Quiet time

Over a month ago I went on holiday with my extended family – and it was gorgeous. My sister and her family came over from South Africa (for most of them, the first time they’d ever left the country), and my dad from England, and after a few days here in Switzerland we all trekked down to Lake Garda for a week in a wonderful villa, right on the shore. The kids were ecstatic, enjoying the so rare chance to play together as much as getting wet and dirty on the beach. (It wasn’t swimming weather, but most certainly was throwing stones into the lake weather.) My dad relished spending time with all four grandchildren together for the first time ever. We in the middle generation made the most of having kids entertain each other, and father cook for us, and made finding the region’s best gelato and coffees our top priority. It was everything an Italian holiday should be.

But it’s taken me more than a month to start to feel (maybe, almost) on top of things again. I’m used to beating myself up about this stuff; even with small kids, it shouldn’t take me THIS long to get sorted. And it’s not really about the time, it’s something else keeping me from dealing with the disaster that is my desk, the emails that need to be written, from getting my days back on an even keel. (Which is pretty much always a problem for me, but still, it’s been particularly bad.) 

I think I’m getting a handle on what that something is, and it’s not (just) laziness or tiredness. It’s introversion. 

Don’t groan, please! I know. I KNOW. “I’m an introvert” has become a really annoying special-snowflake excuse for everything, and I don’t want to do that, I really don’t. Introversion is no excuse for not being an adult and getting on with life as needed. Still, there it is: this whole motherhood gig is, I think, especially hard on introverts (because those little people do not have the first clue about boundaries and they just need you ALL THE DANG TIME). In the normal run of things I’m pretty much tapped out on the social contact front, just from dealing with my children, and their friends, and their friends’ parents, and omg I’m exhausted just thinking about that actually. (Dealing with these friends IN GERMAN makes it all the harder.) Which makes me a major grouch, but I get by. 

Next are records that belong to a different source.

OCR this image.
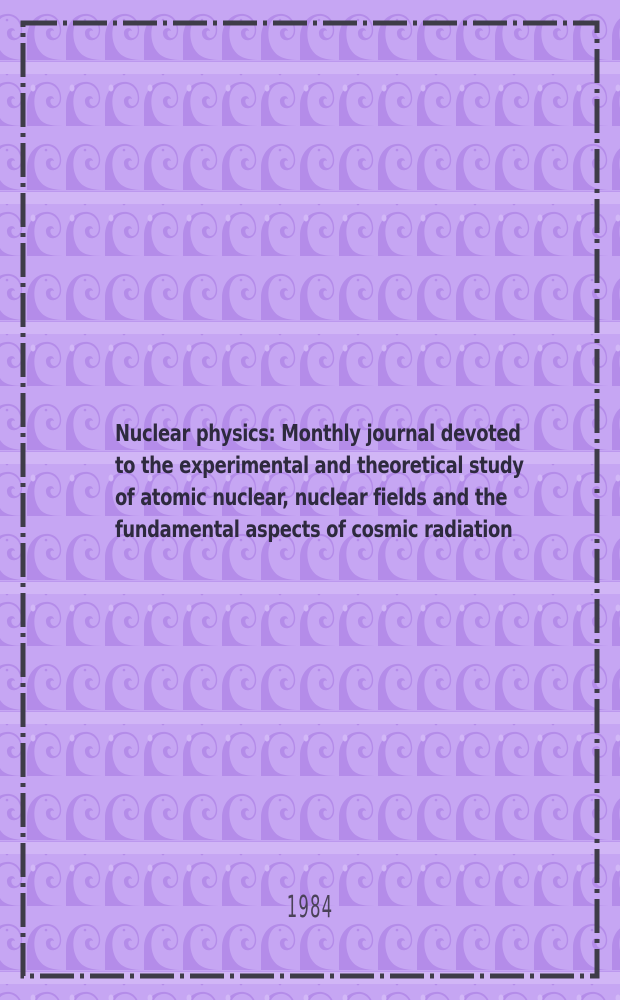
Nuclear physics: Monthly journal devoted
to the experimental and theoretical study
of atomic nuclear, nuclear fields and the
fundamental aspects of cosmic radiation
1984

Then comes something like this holiday, with more people (lovely people! people I was delighted to be spending time with!) in the same house as me practically every minute, and it takes something out of me that I didn’t even think was there to be taken. I’ve spent the weeks since then wanting to run away from everyone. Which obviously isn’t an option so I run away inside my head, instead. It’s the exact opposite of the positive attitude I know I should be cultivating: instead of embracing my situation and enjoying the awesome parts of it (my kids are really particularly awesome, especially right now, and when I give myself over to mommyhood we really enjoy each other), I kick out against it and sulk and achieve nothing and hate my life and hate myself for it.

It’s hard to unpack exactly why this should make me so unproductive; in my limited child-free time, I can after all sit quietly at my desk and get on with stuff. That’s exactly what I want to be doing, and that’s the same situation whether I’m over-socialled or not. But the running away seems to turn into running away from everything that feels like an obligation (paperwork, housework, meal planning…). And I’ve had a big focus task to deal with at the same time (charting a complicated lace pattern for my next design, which is going to be FABULOUS thank you for asking), which has been a great excuse for pushing everything else aside until that was finally done. Fine, except that the messier my desk, the crapper I feel, and the harder it is to concentrate. 

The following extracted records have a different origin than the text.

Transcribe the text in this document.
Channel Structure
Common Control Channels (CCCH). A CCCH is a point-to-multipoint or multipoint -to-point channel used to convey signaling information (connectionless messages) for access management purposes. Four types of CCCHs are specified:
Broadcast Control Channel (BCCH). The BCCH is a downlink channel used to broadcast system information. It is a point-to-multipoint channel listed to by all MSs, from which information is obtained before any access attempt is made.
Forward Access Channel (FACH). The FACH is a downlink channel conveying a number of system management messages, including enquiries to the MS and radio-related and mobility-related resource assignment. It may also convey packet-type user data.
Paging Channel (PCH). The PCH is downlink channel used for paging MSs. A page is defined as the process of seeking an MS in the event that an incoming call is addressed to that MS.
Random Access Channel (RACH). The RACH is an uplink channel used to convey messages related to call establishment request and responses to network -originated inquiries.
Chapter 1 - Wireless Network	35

ANYhoo. The chart is done. I cleared my desk last night. There was a fantastic thunderstorm, too, which drenched the earth and brought the temperature down 10 degrees and I think cleared my mind a bit too. I feel a little bit lighter today.

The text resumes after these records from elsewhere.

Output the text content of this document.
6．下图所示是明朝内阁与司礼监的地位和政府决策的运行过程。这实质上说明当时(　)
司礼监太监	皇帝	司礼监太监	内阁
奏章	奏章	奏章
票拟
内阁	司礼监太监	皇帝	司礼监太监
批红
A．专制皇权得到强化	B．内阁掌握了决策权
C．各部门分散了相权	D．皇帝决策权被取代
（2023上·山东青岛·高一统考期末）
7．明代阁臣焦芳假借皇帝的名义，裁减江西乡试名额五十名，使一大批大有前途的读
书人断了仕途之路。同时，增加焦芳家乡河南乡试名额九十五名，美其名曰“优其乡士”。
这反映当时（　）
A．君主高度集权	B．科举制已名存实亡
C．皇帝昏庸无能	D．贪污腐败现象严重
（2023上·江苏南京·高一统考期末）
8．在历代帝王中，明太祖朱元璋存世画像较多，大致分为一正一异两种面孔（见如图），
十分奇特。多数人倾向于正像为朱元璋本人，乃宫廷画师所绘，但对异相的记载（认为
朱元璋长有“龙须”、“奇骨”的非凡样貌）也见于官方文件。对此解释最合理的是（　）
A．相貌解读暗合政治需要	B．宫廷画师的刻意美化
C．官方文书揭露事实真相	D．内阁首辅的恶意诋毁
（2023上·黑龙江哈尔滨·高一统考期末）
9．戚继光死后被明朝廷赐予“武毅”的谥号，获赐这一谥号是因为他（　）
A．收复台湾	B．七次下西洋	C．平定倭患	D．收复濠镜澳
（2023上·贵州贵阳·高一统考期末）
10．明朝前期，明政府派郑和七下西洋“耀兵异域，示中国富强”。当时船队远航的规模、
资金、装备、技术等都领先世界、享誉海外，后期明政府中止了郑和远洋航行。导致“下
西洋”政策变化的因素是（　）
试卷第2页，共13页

I’m not going to say I have a plan to improve my life and attitude and make everything better. I don’t, really. I do know the things that make me feel better (tiny things like a clear desk and filed nails), and I want to remember to focus on those. 

I also need to keep on letting go of things that I want to do, but can’t realistically fit in. Back in January I do believe I thought I could manage to blog every week, even more than once a week. That’s not going to happen. I’m not going to keep my online photos updated either. I very much doubt I’ll be doing any sewing for the next few months. (Sorry, Elf, I know I promised you a dress.) Priorities, right? I can only do as much as I can do. 

What does any of that have to do with introversion? Good question. It’s all about time management and such. But I don’t know what else I can do. I crave proper me time – which, oddly enough, doesn’t mean a spa day or suchlike pampering. I actually fantasise about having uninterrupted time at my desk. Working. This is my dream. Perverse! But I need quiet, I need breathing space, I need to be left alone. I don’t know how to achieve that, in the short term, so I have to focus on managing my stress in other ways.

In August, though, Dude starts playgroup twice a week. I remember when Elf started playgroup; I was horrified at how little I got done in those precious hours. It’s not enough. But it is alone time. It’s time that I can put on music and breathe and be quiet and untouched. I actually think that is more important for me, right now, than Getting Things Done. I mean, sure, I need to get things done. And I will (I hope). It’s just that the productivity might be more a side effect of getting some space to be myself, more than the actual hours available for work. 

Also, I need to go running more. I really really do.